Todas las alabanzas que van a leer en medios, blogs y demás mensajes en redes por parte de los asistentes al concierto de Neil Young en el Poble Espanyol de Barcelona, son ciertas. Puede que incluso alguno se quede corto. Hacía tiempo que como simple aficionado no disfrutaba tanto de un artista sobre un escenario, y no solo por ese esplendoroso set-list que parecía elegido de antemano para alegrar a los seguidores de su carrera más arquetípica. Los mismos fans que medio comprendíamos, con una mueca de sarcasmo, que David Geffen demandara a nuestro héroe en los tribunales por renunciar en los ochenta a lo que el magnate discográfico intentó definir como su sonido característico: el que mejor condensa el rock americano de los setenta. Ese mismo toque de distinción de su guitarra, que anoche dejó una huella profunda a la hora de doblar las largas notas que suspendió, para la memoria, en el aire.
De hecho fue cuando entonó la letra de “Vampire Blues” que lo tuve claro: “I'm a vampire, babe, suckin' blood, from the Earth”, cantaba Neil Young mientas absorbía ante nuestros ojos pasmados, la energía desmedida que una banda formada por componentes que podían ser sus nietos, dejaba flotando en el ambiente. Decir que eran una suerte de jóvenes Crazy Horse, sería lo obvio. Pero lo cierto es que en su biografía Neil Young ya nos había confesado que tuvo que defender muchas veces a su banda, frente a las críticas de la supuesta impericia de sus acompañantes más míticos. El propio jefe decía que no le importaba que su grupo pudiera perder el tempo o que no fueran músicos de toque sofisticado. Lo importante es que ellos eran los que mejor le llevaban en volandas, a perseguir ese momento en el que se produce un misterioso click próximo al nirvana tonal que todo lo justifica. Una búsqueda de un clímax que no siempre se alcanza, pero resulta mágico cuando se logra.

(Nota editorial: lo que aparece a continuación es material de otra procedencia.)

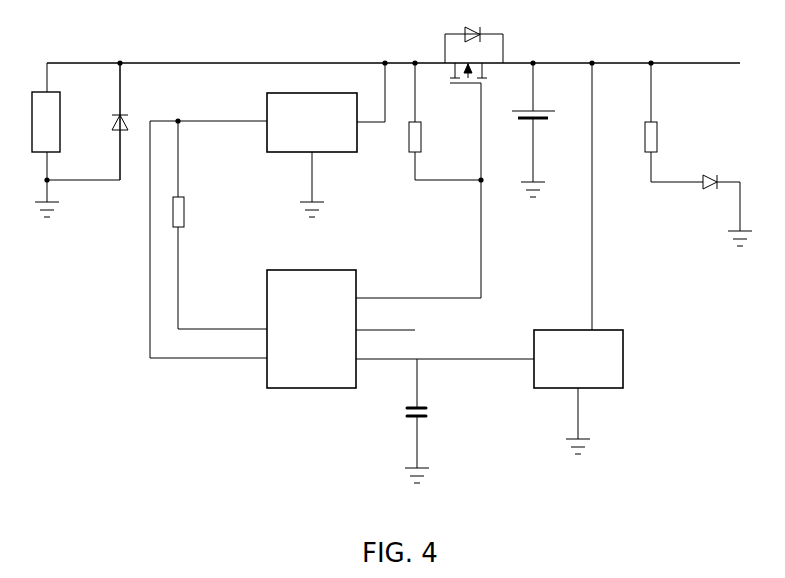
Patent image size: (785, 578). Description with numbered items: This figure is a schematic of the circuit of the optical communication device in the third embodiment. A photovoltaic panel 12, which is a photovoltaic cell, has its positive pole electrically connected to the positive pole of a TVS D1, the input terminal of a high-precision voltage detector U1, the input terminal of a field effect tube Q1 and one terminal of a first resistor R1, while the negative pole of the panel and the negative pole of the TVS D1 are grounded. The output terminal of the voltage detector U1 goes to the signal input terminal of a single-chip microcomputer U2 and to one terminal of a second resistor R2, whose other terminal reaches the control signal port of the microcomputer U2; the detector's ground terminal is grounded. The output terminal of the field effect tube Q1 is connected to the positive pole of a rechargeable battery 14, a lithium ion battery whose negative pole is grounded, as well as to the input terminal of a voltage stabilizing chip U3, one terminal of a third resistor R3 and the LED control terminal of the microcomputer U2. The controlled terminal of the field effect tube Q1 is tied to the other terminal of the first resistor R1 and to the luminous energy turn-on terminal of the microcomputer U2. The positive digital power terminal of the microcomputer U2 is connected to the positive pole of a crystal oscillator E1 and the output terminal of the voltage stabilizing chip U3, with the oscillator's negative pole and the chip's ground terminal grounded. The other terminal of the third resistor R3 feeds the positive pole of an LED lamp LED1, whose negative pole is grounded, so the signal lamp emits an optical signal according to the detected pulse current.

The photovoltaic panel 12 is at (57, 92).
The rechargeable battery 14 is at (540, 98).
The TVS D1 is at (130, 121).
The first resistor R1 is at (446, 121).
The second resistor R2 is at (220, 223).
The third resistor R3 is at (674, 121).
The high-precision voltage detector U1 is at (327, 138).
The single-chip microcomputer U2 is at (400, 318).
The voltage stabilizing chip U3 is at (578, 381).
The field effect tube Q1 is at (474, 162).
The crystal oscillator E1 is at (429, 421).
The LED lamp LED1 is at (715, 210).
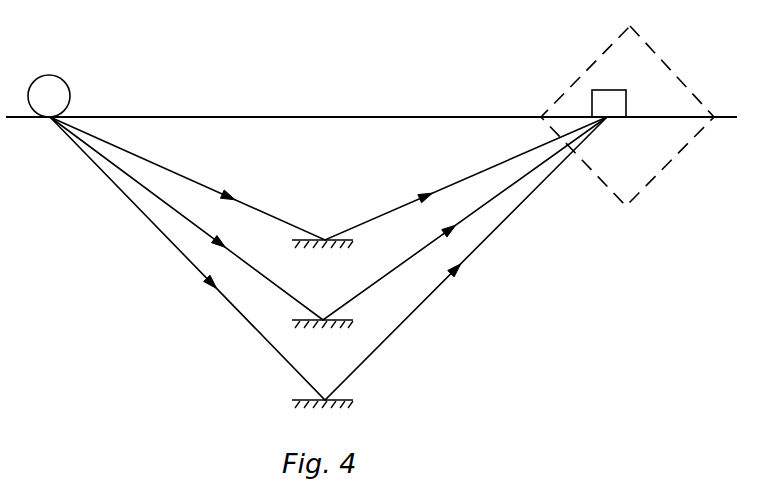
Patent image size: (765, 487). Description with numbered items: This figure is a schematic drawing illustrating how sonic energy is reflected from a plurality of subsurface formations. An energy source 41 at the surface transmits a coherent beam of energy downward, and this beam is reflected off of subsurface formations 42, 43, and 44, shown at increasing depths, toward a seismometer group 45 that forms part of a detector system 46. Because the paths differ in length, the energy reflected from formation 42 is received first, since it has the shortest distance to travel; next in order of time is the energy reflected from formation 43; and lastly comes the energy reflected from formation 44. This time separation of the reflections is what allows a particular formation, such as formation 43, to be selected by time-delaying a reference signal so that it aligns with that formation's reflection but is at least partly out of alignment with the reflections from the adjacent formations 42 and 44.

The energy source 41 is at (46, 89).
The subsurface formation 42 is at (322, 256).
The subsurface formation 43 is at (322, 336).
The subsurface formation 44 is at (322, 417).
The seismometer group 45 is at (605, 100).
The detector system 46 is at (622, 175).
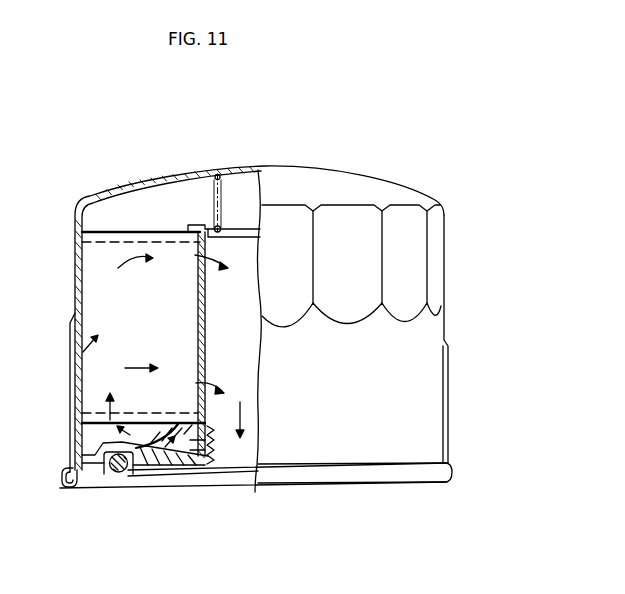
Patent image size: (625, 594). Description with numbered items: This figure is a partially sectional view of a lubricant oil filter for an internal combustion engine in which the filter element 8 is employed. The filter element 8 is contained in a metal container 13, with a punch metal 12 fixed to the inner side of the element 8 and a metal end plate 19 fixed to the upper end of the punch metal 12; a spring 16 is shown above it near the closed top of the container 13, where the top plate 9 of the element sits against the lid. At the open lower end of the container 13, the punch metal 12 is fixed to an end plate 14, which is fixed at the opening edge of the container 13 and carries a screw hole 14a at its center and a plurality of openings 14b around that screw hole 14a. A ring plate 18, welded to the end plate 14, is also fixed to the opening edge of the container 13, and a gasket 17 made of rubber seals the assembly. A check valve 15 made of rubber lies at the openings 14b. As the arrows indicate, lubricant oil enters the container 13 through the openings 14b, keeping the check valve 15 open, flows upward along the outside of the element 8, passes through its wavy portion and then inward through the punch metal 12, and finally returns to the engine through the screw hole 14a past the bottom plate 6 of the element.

The bottom plate of filter element 6 is at (102, 419).
The filter element 8 is at (95, 299).
The top plate of filter element 9 is at (98, 233).
The punch metal 12 is at (207, 371).
The metal container 13 is at (123, 183).
The end plate 14 is at (143, 455).
The screw hole 14a is at (236, 453).
The openings 14b is at (175, 447).
The check valve 15 is at (190, 461).
The spring 16 is at (216, 175).
The gasket 17 is at (118, 472).
The ring plate 18 is at (80, 481).
The metal end plate 19 is at (262, 228).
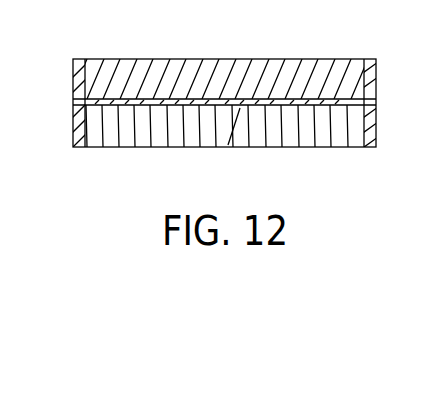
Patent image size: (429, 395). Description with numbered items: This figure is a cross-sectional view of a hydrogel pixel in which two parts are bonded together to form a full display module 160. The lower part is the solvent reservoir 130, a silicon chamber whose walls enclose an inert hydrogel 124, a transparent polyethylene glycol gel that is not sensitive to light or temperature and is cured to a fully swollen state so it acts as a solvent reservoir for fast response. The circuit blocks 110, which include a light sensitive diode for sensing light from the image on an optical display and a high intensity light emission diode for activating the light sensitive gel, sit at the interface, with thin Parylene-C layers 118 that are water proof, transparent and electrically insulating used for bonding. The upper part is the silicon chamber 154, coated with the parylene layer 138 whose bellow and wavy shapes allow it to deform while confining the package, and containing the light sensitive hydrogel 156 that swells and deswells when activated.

The circuit blocks 110 is at (303, 110).
The Parylene-C layer 118 is at (73, 100).
The inert hydrogel 124 is at (356, 128).
The solvent reservoir 130 is at (74, 133).
The parylene layer 138 is at (122, 58).
The silicon chamber 154 is at (368, 75).
The light sensitive hydrogel 156 is at (208, 64).
The display module 160 is at (325, 155).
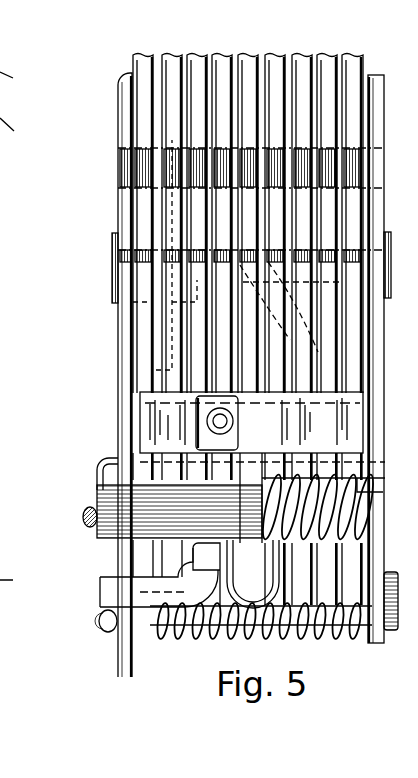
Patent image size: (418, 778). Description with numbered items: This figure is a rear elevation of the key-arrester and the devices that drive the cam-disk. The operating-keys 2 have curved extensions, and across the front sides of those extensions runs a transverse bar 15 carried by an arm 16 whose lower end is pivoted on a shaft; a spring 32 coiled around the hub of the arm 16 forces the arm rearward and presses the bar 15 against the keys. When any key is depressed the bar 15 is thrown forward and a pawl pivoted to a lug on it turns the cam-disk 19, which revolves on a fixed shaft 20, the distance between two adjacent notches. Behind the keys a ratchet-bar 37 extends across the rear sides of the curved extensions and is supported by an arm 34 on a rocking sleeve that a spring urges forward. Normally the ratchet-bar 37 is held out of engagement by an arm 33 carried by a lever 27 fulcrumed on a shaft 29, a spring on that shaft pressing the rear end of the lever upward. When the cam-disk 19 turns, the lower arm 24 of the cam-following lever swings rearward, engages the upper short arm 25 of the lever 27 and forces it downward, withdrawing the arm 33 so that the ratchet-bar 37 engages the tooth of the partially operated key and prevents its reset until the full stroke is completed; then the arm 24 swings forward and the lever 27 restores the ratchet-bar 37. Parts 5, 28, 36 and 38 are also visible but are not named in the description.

The operating-key 2 is at (241, 330).
The side frame plate 5 is at (106, 399).
The transverse bar 15 is at (340, 186).
The arm 16 is at (317, 351).
The cam-disk 19 is at (156, 364).
The fixed shaft 20 is at (340, 283).
The lower arm of lever 24 is at (96, 500).
The upper short arm of lever 25 is at (100, 561).
The lever 27 is at (98, 633).
The lower spring 28 is at (153, 645).
The shaft 29 is at (248, 640).
The spring 32 is at (392, 524).
The arm 33 is at (206, 575).
The arm 34 is at (251, 498).
The housing 36 is at (197, 412).
The ratchet-bar 37 is at (297, 436).
The loop 38 is at (253, 574).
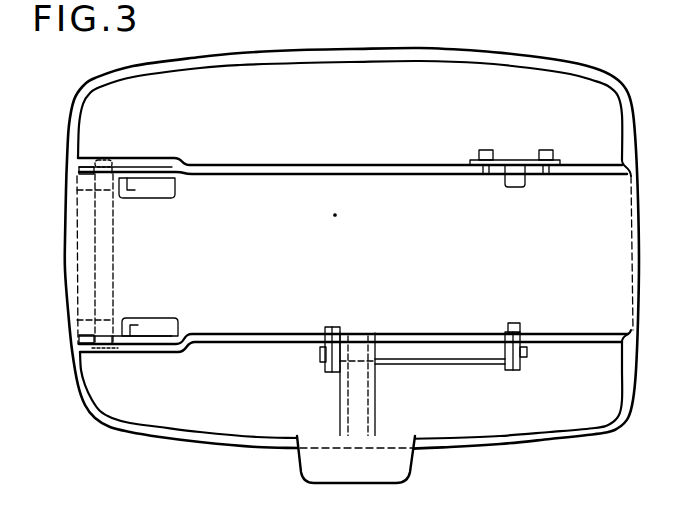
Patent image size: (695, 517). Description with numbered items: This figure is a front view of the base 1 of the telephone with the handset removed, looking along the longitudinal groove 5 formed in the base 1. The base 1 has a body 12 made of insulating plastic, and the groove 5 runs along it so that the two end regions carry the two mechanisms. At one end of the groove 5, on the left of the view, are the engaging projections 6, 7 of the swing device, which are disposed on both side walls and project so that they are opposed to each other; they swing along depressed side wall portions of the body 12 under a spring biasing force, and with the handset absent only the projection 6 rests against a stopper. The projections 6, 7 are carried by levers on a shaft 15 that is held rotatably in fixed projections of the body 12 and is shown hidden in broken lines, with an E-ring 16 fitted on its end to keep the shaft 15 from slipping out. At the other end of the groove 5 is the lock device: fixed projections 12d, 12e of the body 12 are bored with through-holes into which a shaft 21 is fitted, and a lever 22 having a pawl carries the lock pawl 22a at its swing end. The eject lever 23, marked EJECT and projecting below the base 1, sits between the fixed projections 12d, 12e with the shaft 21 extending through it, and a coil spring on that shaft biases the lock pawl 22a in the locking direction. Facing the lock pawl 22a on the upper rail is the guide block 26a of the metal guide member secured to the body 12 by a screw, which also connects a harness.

The base 1 is at (529, 52).
The body 12 is at (339, 127).
The groove 5 is at (343, 260).
The E-ring 16 is at (118, 160).
The engaging projection 7 is at (162, 190).
The engaging projection 6 is at (165, 325).
The shaft 15 is at (108, 255).
The guide block 26a is at (516, 188).
The eject lever 23 is at (407, 468).
The fixed projection 12e is at (328, 372).
The shaft 21 is at (433, 365).
The fixed projection 12d is at (509, 372).
The lock pawl 22a is at (518, 325).
The lever having a pawl 22 is at (528, 351).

Los Promise of the Real del guitarrista Lukas Nelson –hijo de Willie Nelson- le pusieron las pilas a la música de Neil Young, y encima lo hicieron con un tempo marcial, muy sujeto a las órdenes del canadiense, erigiéndose en una versión no solo joven, también precisa, de los Crazy Horse. Y Neil Young, con esa pose tan característica, se plató en el centro frente a la batería para chupar hasta la última nota y relanzarla ante un auditorio al borde del colapso, ante el placer de disfrutar de versiones con el sonido característico de Young que decía Geffen.
Temas como las encadenadas “Winterlong”, “Love To Burn”, “Mansion On The Hill” o “Revolution Blues” son la esencia de un Young que vive sobre el escenario una suerte de danza de la juventud que afecta incluso a una voz que no se ha ajado, como la de su amigo-rival Stephen Stills, con el paso del tiempo.
Si la viejas glorias son capaces de mantener sobre el escenario la esencia que los engrandeció, larga vida a las viejas glorias.